De l’indifférence au frisson musical, tout un registre d’émotions parcourt une salle lors d’un concert. Des sensations se diffusant dans le public, s’insinuant entre les musiciens et l’auditoire. Quels mécanismes neurophysiologiques sont à l’œuvre dans la propagation de l’émotion quand elle est collective ? C’est le mystère que Thibaut Chabin tente de percer dans sa thèse menée au Laboratoire de neuro­sciences intégratives et cliniques de l’université de Franche-Comté, par une investigation conduite sur le terrain : le concours de jeunes chefs d’orchestre qui traditionnellement prend place lors du Festival international de musique de Besançon. Une expérience pour laquelle des volontaires ont accepté de livrer leurs émotions via des électrodes et des capteurs placés sur leur tête, leurs mains et/ou leurs pieds. Les premières transmettent par bluetooth des enregistrements de l’activité électrique cérébrale, les seconds mesurent l’activité électrodermale indiquant les variations du système nerveux autonome et du rythme cardiaque, révélatrices de l’émotion. C’est donc munis de cet arsenal qu’une quarantaine de spectateurs et musiciens ont investi le Kursaal de Besançon les 17 et 18 septembre 2019. Chaque participant disposait également d’un smartphone doté d’une application permettant de noter en continu l’intensité des émotions ressenties, pour une future analyse comparative avec les indices neurophysiologiques. « L’objectif est de comprendre ce qui se passe dans un groupe et dans un environnement particulier, explique Thibaut Chabin.
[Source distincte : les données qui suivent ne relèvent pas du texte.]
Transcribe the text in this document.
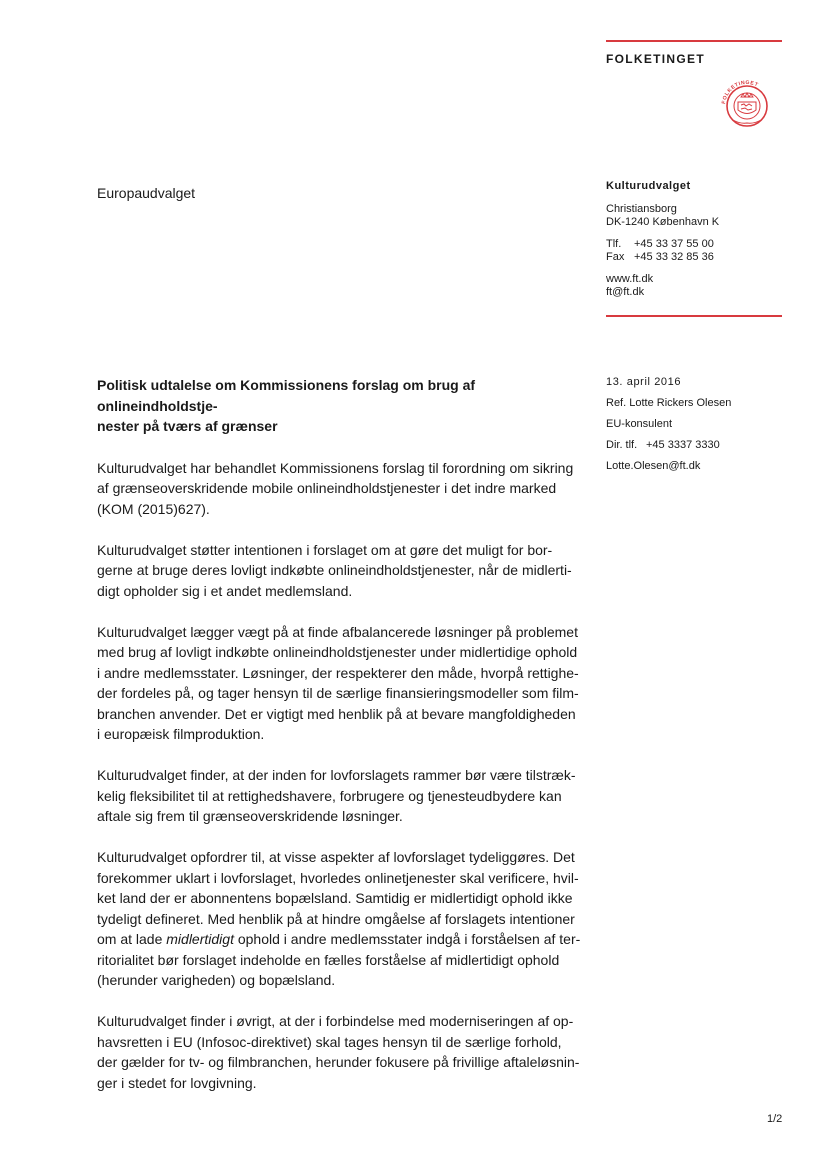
FOLKETINGET
FOLKETINGET
Europaudvalget	Kulturudvalget
Christiansborg
DK-1240 København K
Tlf. +45 33 37 55 00
Fax +45 33 32 85 36
www.ft.dk
ft@ft.dk
13. april 2016
Ref. Lotte Rickers Olesen
EU-konsulent
Dir. tlf. +45 3337 3330
Lotte.Olesen@ft.dk
Politisk udtalelse om Kommissionens forslag om brug af onlineindholdstje-
nester på tværs af grænser

Kulturudvalget har behandlet Kommissionens forslag til forordning om sikring
af grænseoverskridende mobile onlineindholdstjenester i det indre marked
(KOM (2015)627).

Kulturudvalget støtter intentionen i forslaget om at gøre det muligt for bor-
gerne at bruge deres lovligt indkøbte onlineindholdstjenester, når de midlerti-
digt opholder sig i et andet medlemsland.

Kulturudvalget lægger vægt på at finde afbalancerede løsninger på problemet
med brug af lovligt indkøbte onlineindholdstjenester under midlertidige ophold
i andre medlemsstater. Løsninger, der respekterer den måde, hvorpå rettighe-
der fordeles på, og tager hensyn til de særlige finansieringsmodeller som film-
branchen anvender. Det er vigtigt med henblik på at bevare mangfoldigheden
i europæisk filmproduktion.

Kulturudvalget finder, at der inden for lovforslagets rammer bør være tilstræk-
kelig fleksibilitet til at rettighedshavere, forbrugere og tjenesteudbydere kan
aftale sig frem til grænseoverskridende løsninger.

Kulturudvalget opfordrer til, at visse aspekter af lovforslaget tydeliggøres. Det
forekommer uklart i lovforslaget, hvorledes onlinetjenester skal verificere, hvil-
ket land der er abonnentens bopælsland. Samtidig er midlertidigt ophold ikke
tydeligt defineret. Med henblik på at hindre omgåelse af forslagets intentioner
om at lade midlertidigt ophold i andre medlemsstater indgå i forståelsen af ter-
ritorialitet bør forslaget indeholde en fælles forståelse af midlertidigt ophold
(herunder varigheden) og bopælsland.

Kulturudvalget finder i øvrigt, at der i forbindelse med moderniseringen af op-
havsretten i EU (Infosoc-direktivet) skal tages hensyn til de særlige forhold,
der gælder for tv- og filmbranchen, herunder fokusere på frivillige aftaleløsnin-
ger i stedet for lovgivning.

1/2
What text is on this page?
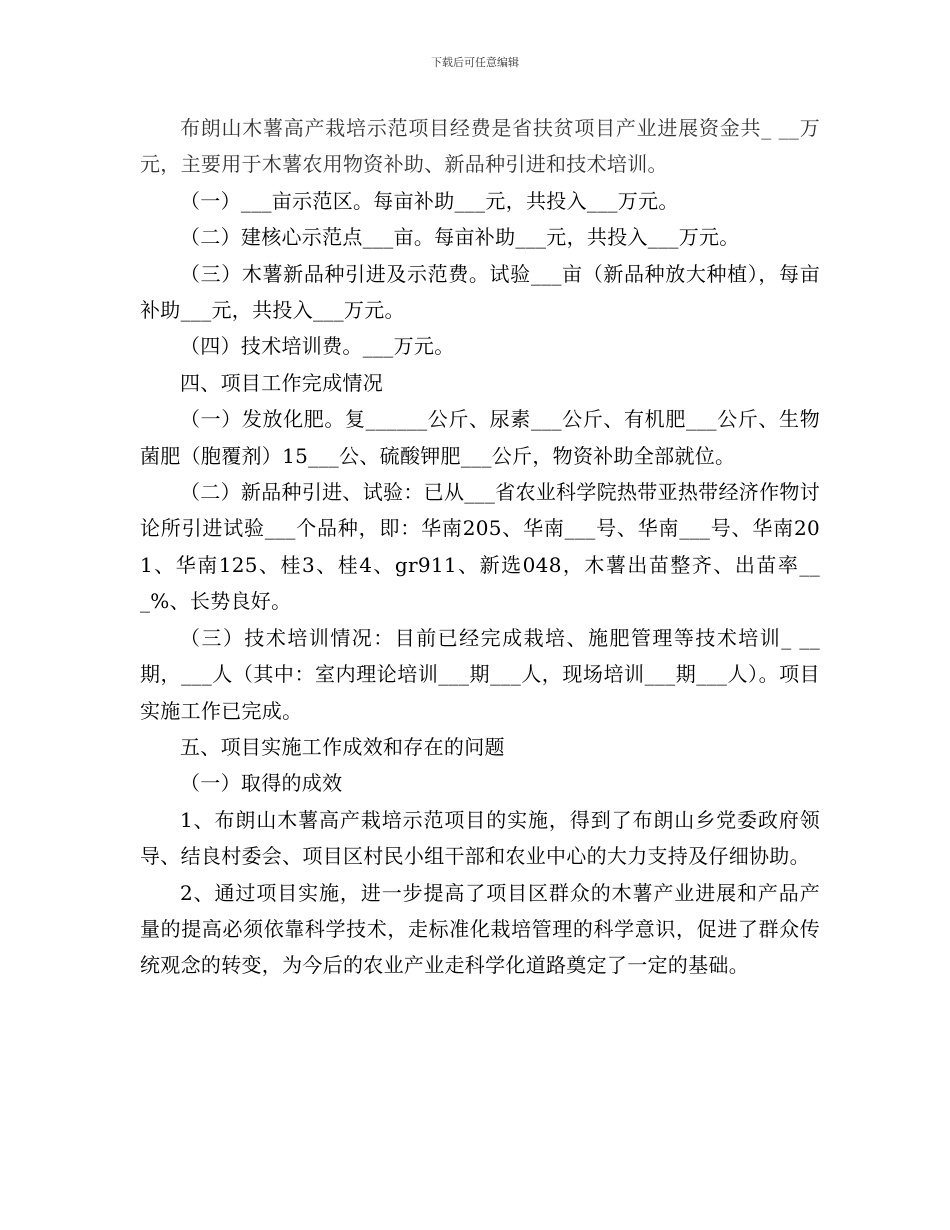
下载后可任意编辑

布朗山木薯高产栽培示范项目经费是省扶贫项目产业进展资金共_ __万元，主要用于木薯农用物资补助、新品种引进和技术培训。

（一）___亩示范区。每亩补助___元，共投入___万元。

（二）建核心示范点___亩。每亩补助___元，共投入___万元。

（三）木薯新品种引进及示范费。试验___亩（新品种放大种植），每亩补助___元，共投入___万元。

（四）技术培训费。___万元。

四、项目工作完成情况

（一）发放化肥。复______公斤、尿素___公斤、有机肥___公斤、生物菌肥（胞覆剂）15___公、硫酸钾肥___公斤，物资补助全部就位。

（二）新品种引进、试验：已从___省农业科学院热带亚热带经济作物讨论所引进试验___个品种，即：华南205、华南___号、华南___号、华南201、华南125、桂3、桂4、gr911、新选048，木薯出苗整齐、出苗率___%、长势良好。

（三）技术培训情况：目前已经完成栽培、施肥管理等技术培训_ __期，___人（其中：室内理论培训___期___人，现场培训___期___人）。项目实施工作已完成。

五、项目实施工作成效和存在的问题

（一）取得的成效

1、布朗山木薯高产栽培示范项目的实施，得到了布朗山乡党委政府领导、结良村委会、项目区村民小组干部和农业中心的大力支持及仔细协助。

2、通过项目实施，进一步提高了项目区群众的木薯产业进展和产品产量的提高必须依靠科学技术，走标准化栽培管理的科学意识，促进了群众传统观念的转变，为今后的农业产业走科学化道路奠定了一定的基础。
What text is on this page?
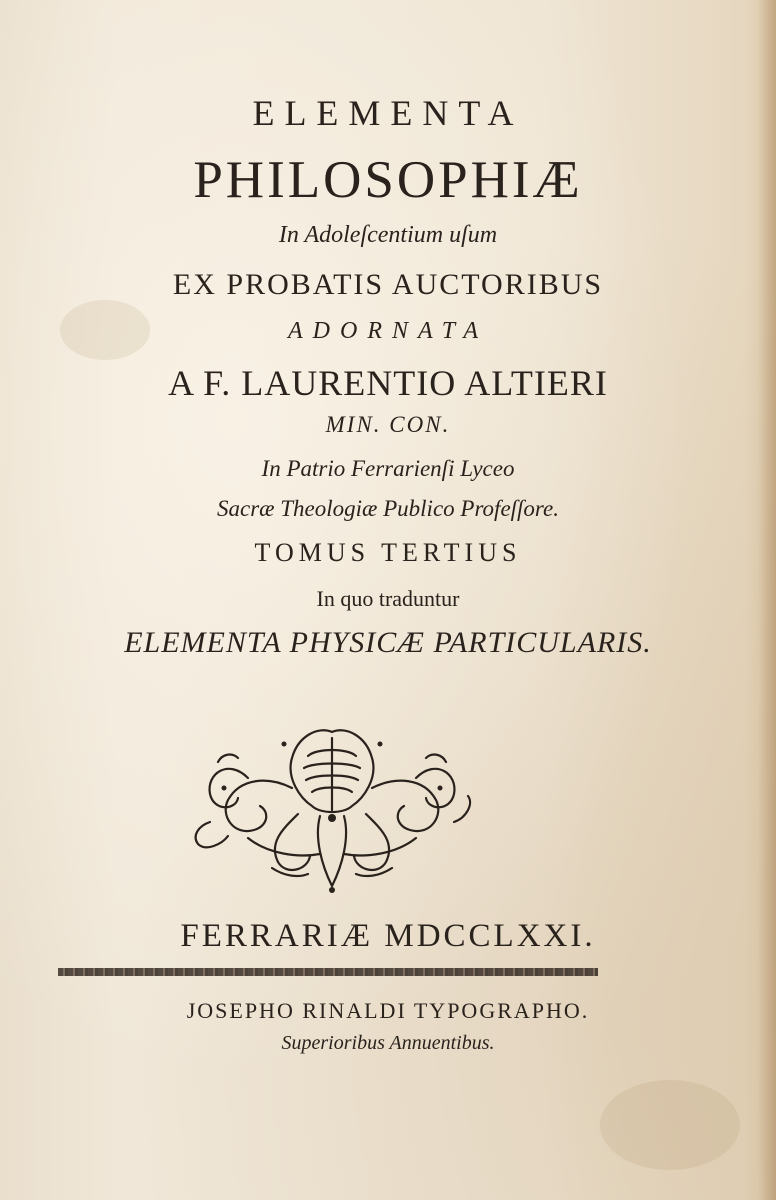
ELEMENTA
PHILOSOPHIÆ
In Adoleſcentium uſum
EX PROBATIS AUCTORIBUS
ADORNATA
A F. LAURENTIO ALTIERI
MIN. CON.
In Patrio Ferrarienſi Lyceo
Sacræ Theologiæ Publico Profeſſore.
TOMUS TERTIUS
In quo traduntur
ELEMENTA PHYSICÆ PARTICULARIS.
FERRARIÆ MDCCLXXI.
JOSEPHO RINALDI TYPOGRAPHO.
Superioribus Annuentibus.
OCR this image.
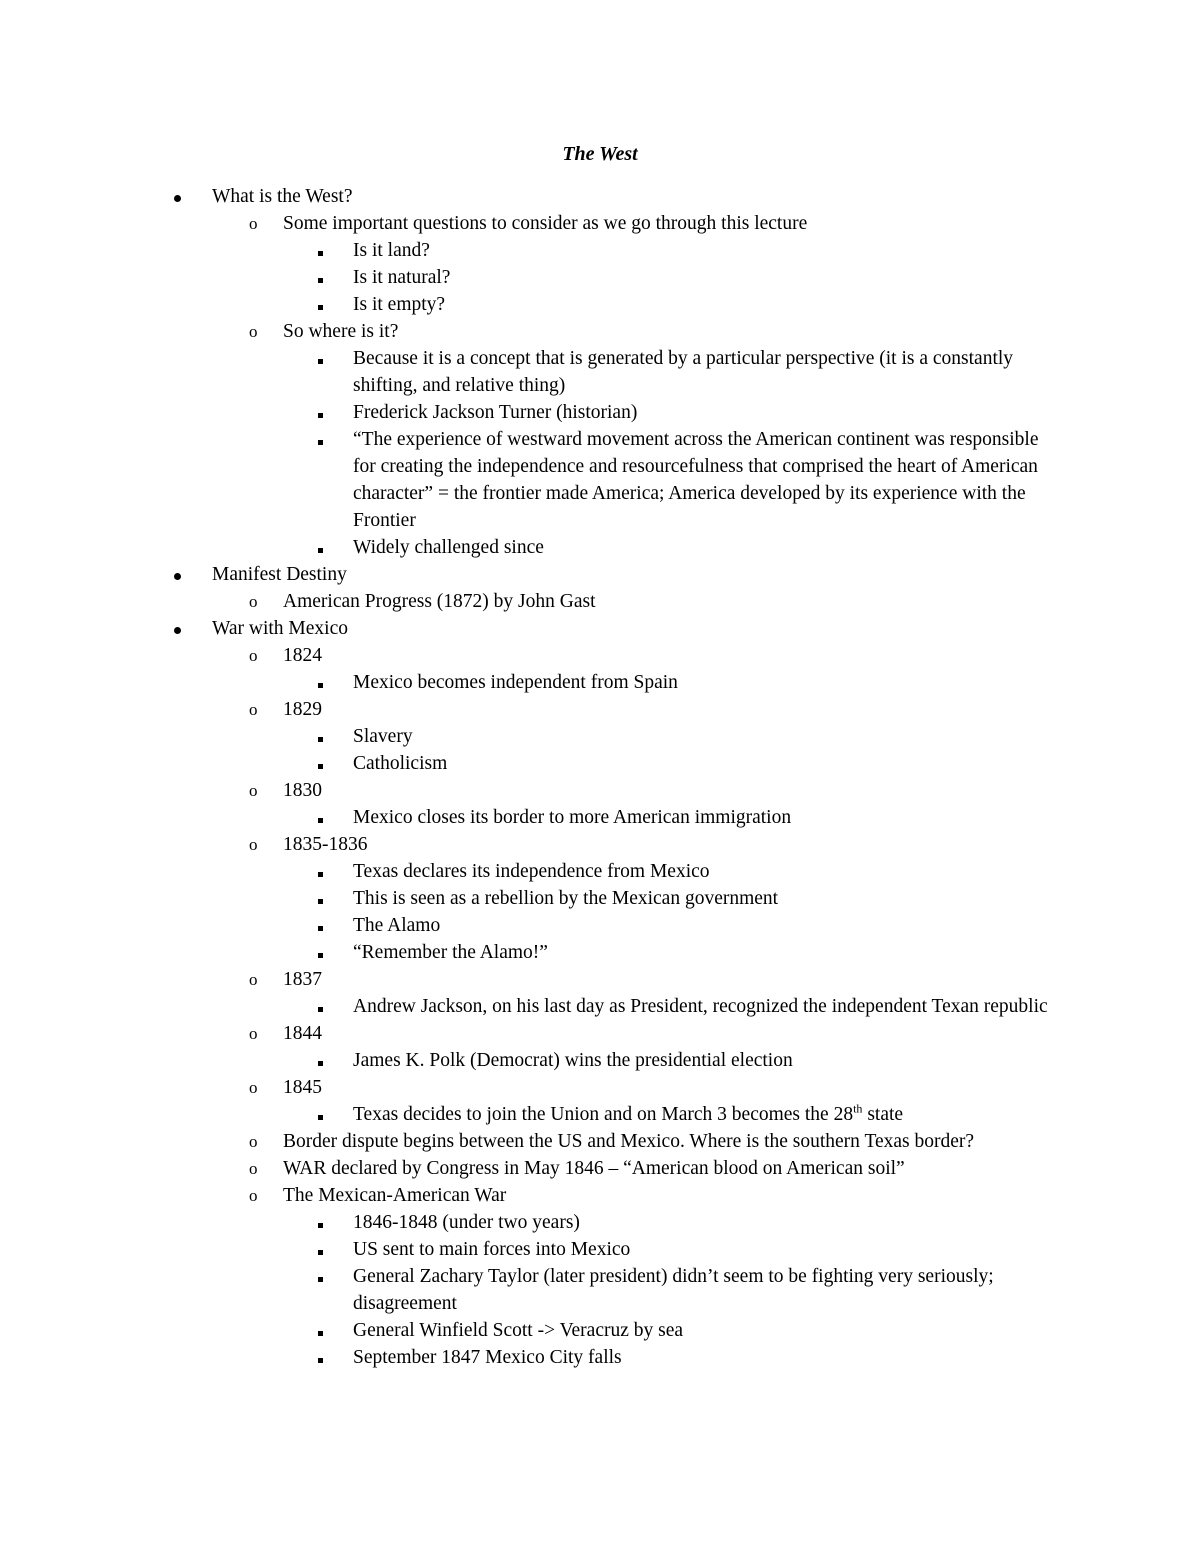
The West
What is the West?
o Some important questions to consider as we go through this lecture
Is it land?
Is it natural?
Is it empty?
o So where is it?
Because it is a concept that is generated by a particular perspective (it is a constantly shifting, and relative thing)
Frederick Jackson Turner (historian)
“The experience of westward movement across the American continent was responsible for creating the independence and resourcefulness that comprised the heart of American character” = the frontier made America; America developed by its experience with the Frontier
Widely challenged since
Manifest Destiny
o American Progress (1872) by John Gast
War with Mexico
o 1824
Mexico becomes independent from Spain
o 1829
Slavery
Catholicism
o 1830
Mexico closes its border to more American immigration
o 1835-1836
Texas declares its independence from Mexico
This is seen as a rebellion by the Mexican government
The Alamo
“Remember the Alamo!”
o 1837
Andrew Jackson, on his last day as President, recognized the independent Texan republic
o 1844
James K. Polk (Democrat) wins the presidential election
o 1845
Texas decides to join the Union and on March 3 becomes the 28th state
o Border dispute begins between the US and Mexico. Where is the southern Texas border?
o WAR declared by Congress in May 1846 – “American blood on American soil”
o The Mexican-American War
1846-1848 (under two years)
US sent to main forces into Mexico
General Zachary Taylor (later president) didn’t seem to be fighting very seriously; disagreement
General Winfield Scott -> Veracruz by sea
September 1847 Mexico City falls
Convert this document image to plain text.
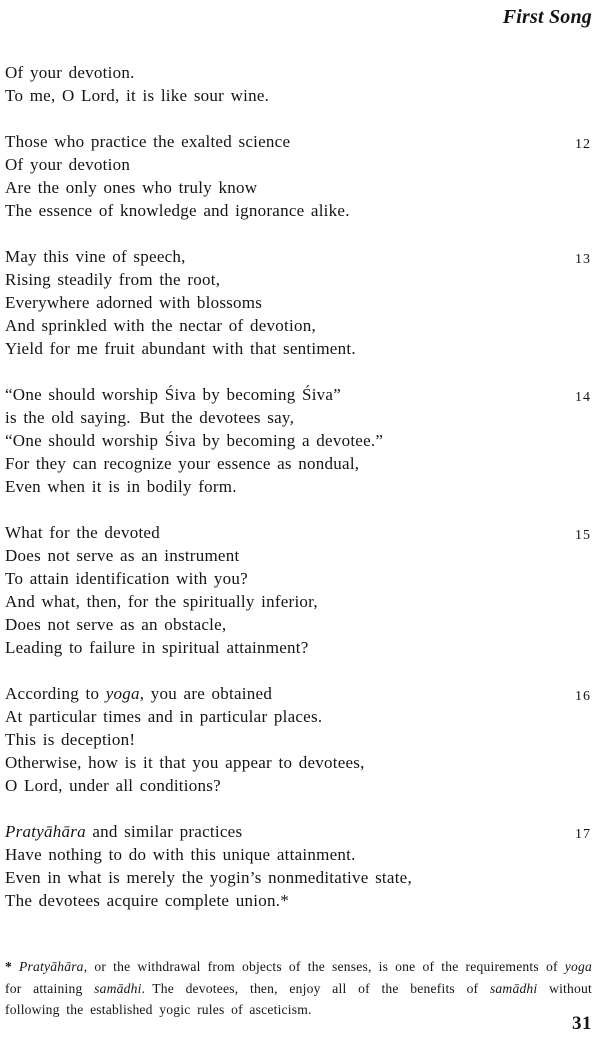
First Song
Of your devotion.
To me, O Lord, it is like sour wine.
Those who practice the exalted science
Of your devotion
Are the only ones who truly know
The essence of knowledge and ignorance alike.
12
May this vine of speech,
Rising steadily from the root,
Everywhere adorned with blossoms
And sprinkled with the nectar of devotion,
Yield for me fruit abundant with that sentiment.
13
“One should worship Śiva by becoming Śiva”
is the old saying. But the devotees say,
“One should worship Śiva by becoming a devotee.”
For they can recognize your essence as nondual,
Even when it is in bodily form.
14
What for the devoted
Does not serve as an instrument
To attain identification with you?
And what, then, for the spiritually inferior,
Does not serve as an obstacle,
Leading to failure in spiritual attainment?
15
According to yoga, you are obtained
At particular times and in particular places.
This is deception!
Otherwise, how is it that you appear to devotees,
O Lord, under all conditions?
16
Pratyāhāra and similar practices
Have nothing to do with this unique attainment.
Even in what is merely the yogin’s nonmeditative state,
The devotees acquire complete union.*
17
*  Pratyāhāra, or the withdrawal from objects of the senses, is one of the requirements of yoga for attaining samādhi. The devotees, then, enjoy all of the benefits of samādhi without following the established yogic rules of asceticism.
31
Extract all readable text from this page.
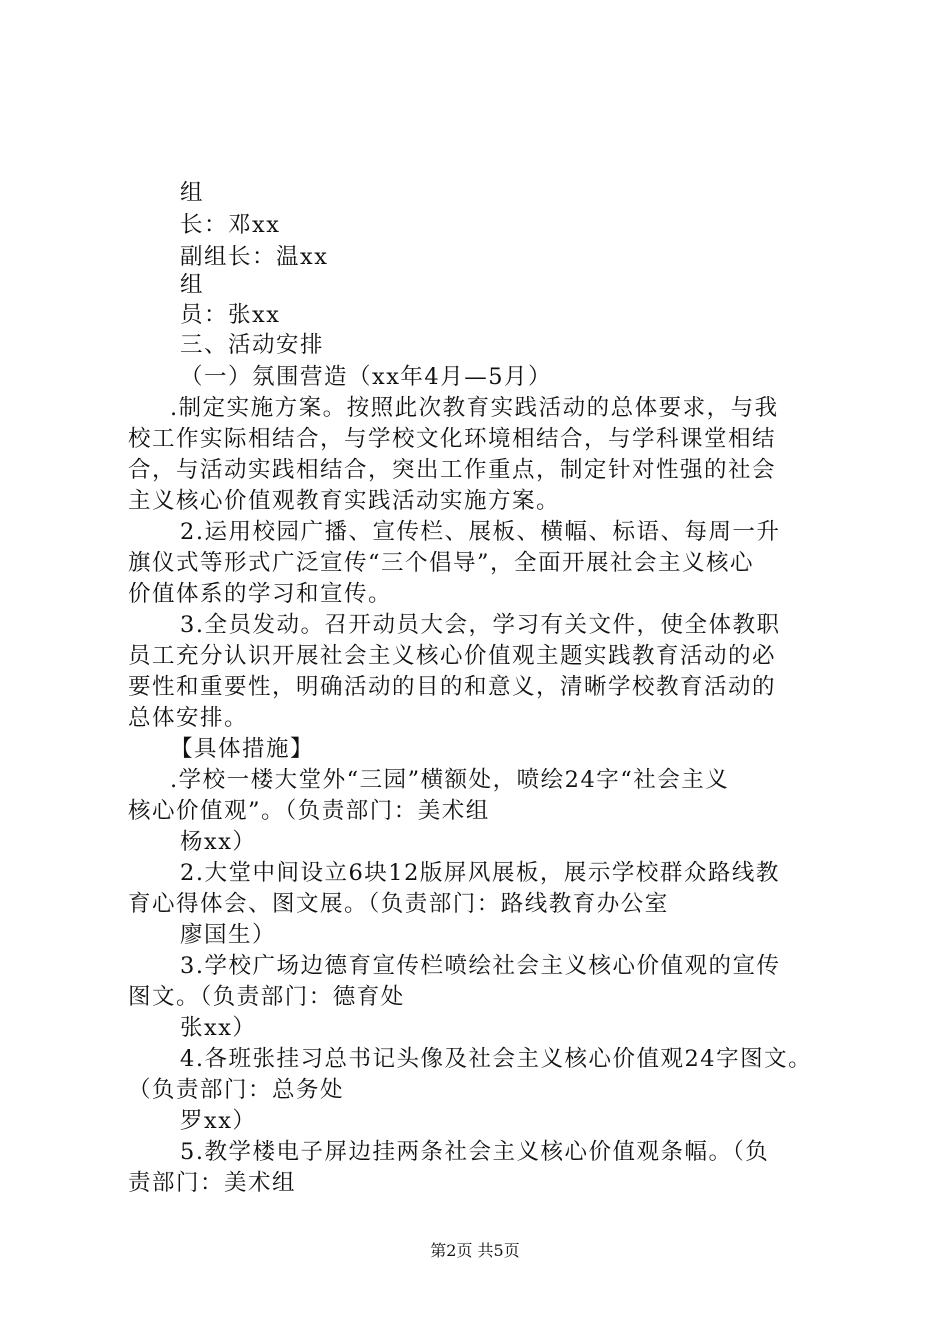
组
长：邓xx
副组长：温xx
组
员：张xx
三、活动安排
（一）氛围营造（xx年4月—5月）
.制定实施方案。按照此次教育实践活动的总体要求，与我
校工作实际相结合，与学校文化环境相结合，与学科课堂相结
合，与活动实践相结合，突出工作重点，制定针对性强的社会
主义核心价值观教育实践活动实施方案。
2.运用校园广播、宣传栏、展板、横幅、标语、每周一升
旗仪式等形式广泛宣传“三个倡导”，全面开展社会主义核心
价值体系的学习和宣传。
3.全员发动。召开动员大会，学习有关文件，使全体教职
员工充分认识开展社会主义核心价值观主题实践教育活动的必
要性和重要性，明确活动的目的和意义，清晰学校教育活动的
总体安排。
【具体措施】
.学校一楼大堂外“三园”横额处，喷绘24字“社会主义
核心价值观”。（负责部门：美术组
杨xx）
2.大堂中间设立6块12版屏风展板，展示学校群众路线教
育心得体会、图文展。（负责部门：路线教育办公室
廖国生）
3.学校广场边德育宣传栏喷绘社会主义核心价值观的宣传
图文。（负责部门：德育处
张xx）
4.各班张挂习总书记头像及社会主义核心价值观24字图文。
（负责部门：总务处
罗xx）
5.教学楼电子屏边挂两条社会主义核心价值观条幅。（负
责部门：美术组
第2页 共5页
Et mener l’expérience en conditions naturelles revêt toute son importance, car il est difficile de reproduire et de simuler en laboratoire la complexité d’un environnement naturel pour l’étude des interactions humaines ; cela peut mener parfois à des résultats contradictoires ». Les participants se sont prêtés au jeu autour des mêmes extraits musicaux, interprétés par les mêmes musiciens, mais dirigés par différents chefs d’orchestre. « Il ne s’agissait pas de mesurer l’émotion ressentie à l’écoute d’une œuvre elle-même, mais bien de celle qui passe entre un chef d’orchestre, un ensemble musical et le public. » Il va sans dire que ces ressentis n’ont aucunement été pris en compte par le jury pour évaluer les prestations !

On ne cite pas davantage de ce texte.